Все слушали с напряженным вниманием. Полковник, опершись головой об руку, безмолвно следовал за рассказом, поверяя, кажется, слышанное с известным ему прежде... Только дождь, бьющий в окна, прерывал тишину залы.
- Значение слов убегало, однако же, от уха моего приятеля, - продолжал человек в зеленом сюртуке, - испуганного тем более, что он был уверен, как сам в себе, что никто не мог пройти в комнату больного, не быв замечен им сквозь замочную скважину. Дорого бы заплатил он тогда, если б можно было превратить стену, разделяющую их комнаты, в стеклянную. Наконец явственно услышал он страшный, последний стон венгерца, стон души, вырывающейся из тела... И потом долго длилось молчание, и потом шаги двух - не говорю людей, - но существ по комнате... С треском растворились двери, свет фонаря сверкнул в коридоре - и он увидел...
В это самое время быстрый топот ног послышался на лестнице, и дверь залы, сорванная ударом с крючка, рас-скочилась настежь обеими половинками.

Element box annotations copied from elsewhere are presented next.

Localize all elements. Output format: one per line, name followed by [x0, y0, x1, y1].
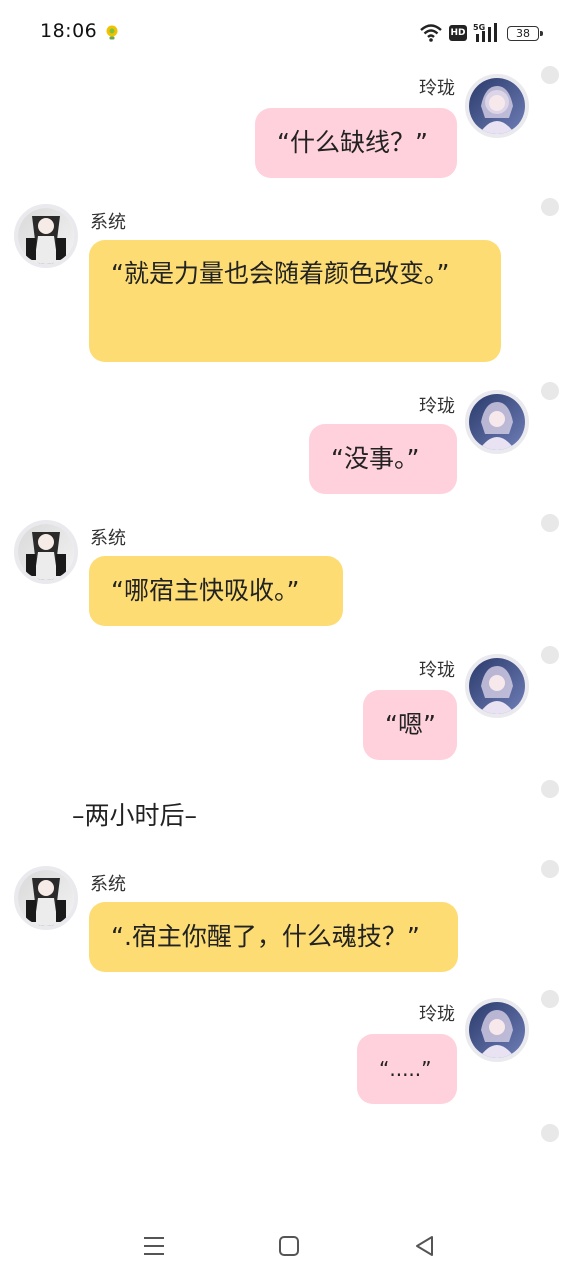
sender-name: 玲珑 [419, 1004, 455, 1025]
hd-badge: HD [449, 25, 467, 41]
navigation-bar [0, 1210, 573, 1280]
message-status-dot [541, 860, 559, 878]
message-bubble[interactable]: “.....” [357, 1034, 457, 1104]
message-row: 玲珑 “.....” [0, 990, 573, 1110]
message-status-dot [541, 1124, 559, 1142]
message-status-dot [541, 646, 559, 664]
system-avatar[interactable] [14, 520, 78, 584]
message-row: 玲珑 “嗯” [0, 646, 573, 766]
battery-icon: 38 [507, 25, 543, 41]
battery-level: 38 [516, 26, 530, 40]
message-row: 玲珑 “什么缺线？” [0, 66, 573, 186]
user-avatar[interactable] [465, 74, 529, 138]
status-bar: 18:06 HD 5G 38 [0, 0, 573, 66]
message-bubble[interactable]: “.宿主你醒了，什么魂技？” [89, 902, 458, 972]
message-status-dot [541, 382, 559, 400]
lightbulb-notification-icon [106, 25, 118, 40]
message-row: 系统 “.宿主你醒了，什么魂技？” [0, 858, 573, 978]
narration-text: –两小时后– [72, 801, 198, 830]
sender-name: 玲珑 [419, 78, 455, 99]
message-bubble[interactable]: “就是力量也会随着颜色改变。” [89, 240, 501, 362]
sender-name: 系统 [90, 874, 126, 895]
user-avatar[interactable] [465, 390, 529, 454]
message-status-dot [541, 198, 559, 216]
message-bubble[interactable]: “没事。” [309, 424, 457, 494]
message-bubble[interactable]: “什么缺线？” [255, 108, 457, 178]
network-label: 5G [473, 23, 485, 32]
message-status-dot [541, 514, 559, 532]
sender-name: 系统 [90, 528, 126, 549]
system-avatar[interactable] [14, 204, 78, 268]
signal-5g-icon: 5G [473, 23, 497, 42]
message-status-dot [541, 66, 559, 84]
message-bubble[interactable]: “哪宿主快吸收。” [89, 556, 343, 626]
message-status-dot [541, 990, 559, 1008]
sender-name: 系统 [90, 212, 126, 233]
message-row: 系统 “就是力量也会随着颜色改变。” [0, 198, 573, 368]
message-bubble[interactable]: “嗯” [363, 690, 457, 760]
sender-name: 玲珑 [419, 660, 455, 681]
user-avatar[interactable] [465, 998, 529, 1062]
message-status-dot [541, 780, 559, 798]
sender-name: 玲珑 [419, 396, 455, 417]
back-icon[interactable] [412, 1234, 438, 1258]
status-time: 18:06 [40, 20, 98, 42]
user-avatar[interactable] [465, 654, 529, 718]
menu-icon[interactable] [141, 1234, 167, 1258]
message-row: 系统 “哪宿主快吸收。” [0, 514, 573, 634]
wifi-icon [420, 24, 442, 42]
status-icons: HD 5G 38 [419, 21, 543, 45]
message-row: 玲珑 “没事。” [0, 382, 573, 502]
system-avatar[interactable] [14, 866, 78, 930]
home-icon[interactable] [276, 1234, 302, 1258]
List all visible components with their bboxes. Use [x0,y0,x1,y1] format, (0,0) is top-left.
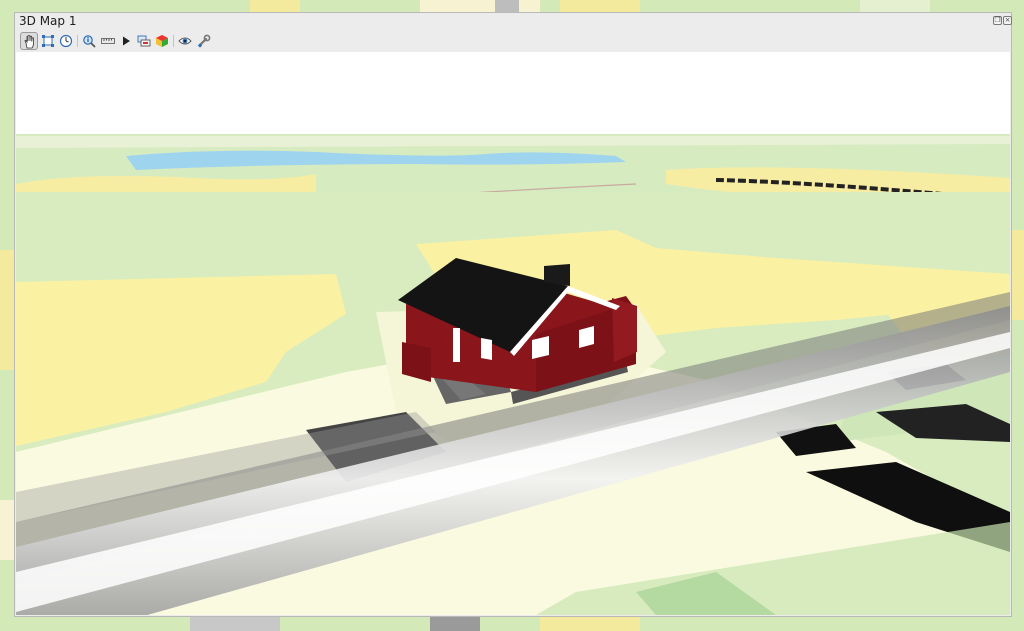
3d-map-canvas[interactable] [16,52,1010,615]
house-window [481,338,492,360]
title-bar[interactable]: 3D Map 1 ❐ × [15,13,1012,30]
measure-ruler-icon[interactable] [99,32,117,50]
window-title: 3D Map 1 [19,14,77,28]
house-window [532,336,549,359]
wrench-icon[interactable] [195,32,213,50]
3d-terrain-scene[interactable] [16,52,1010,615]
toolbar-separator [173,35,174,47]
compass-icon[interactable] [57,32,75,50]
3d-map-window: 3D Map 1 ❐ × [14,12,1012,617]
toolbar-separator [77,35,78,47]
export-layers-icon[interactable] [135,32,153,50]
restore-icon[interactable]: ❐ [993,16,1002,25]
sky [16,52,1010,134]
eye-icon[interactable] [176,32,194,50]
close-icon[interactable]: × [1003,16,1012,25]
identify-icon[interactable] [80,32,98,50]
map-themes-icon[interactable] [153,32,171,50]
house-door [453,328,460,362]
toolbar [17,31,1011,51]
hand-icon[interactable] [20,32,38,50]
zoom-full-icon[interactable] [39,32,57,50]
play-icon[interactable] [117,32,135,50]
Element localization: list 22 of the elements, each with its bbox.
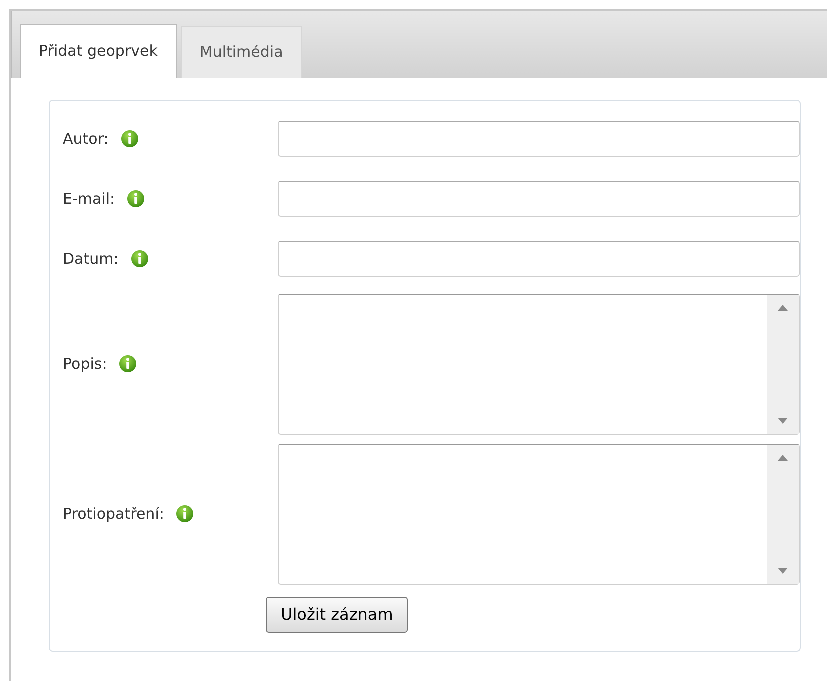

Гвардейский герой изменился в лице, артиллерист схватился за стакан, как за талисман против всякого наваждения; драгунский капитан сжал ручку черкесского кинжала, по обычаю всех кавказцев носимого на поясе; чахоточный прокурор обомлел на стуле своем, а толстый барин, с восклицанием: "С нами крестная сила!", так внезапно прикатил свое туловище к столу, что рюмки и стаканы зазвенели друг о друга. Все прочие с робостию, более или менее заметною, устремили глаза на дверь.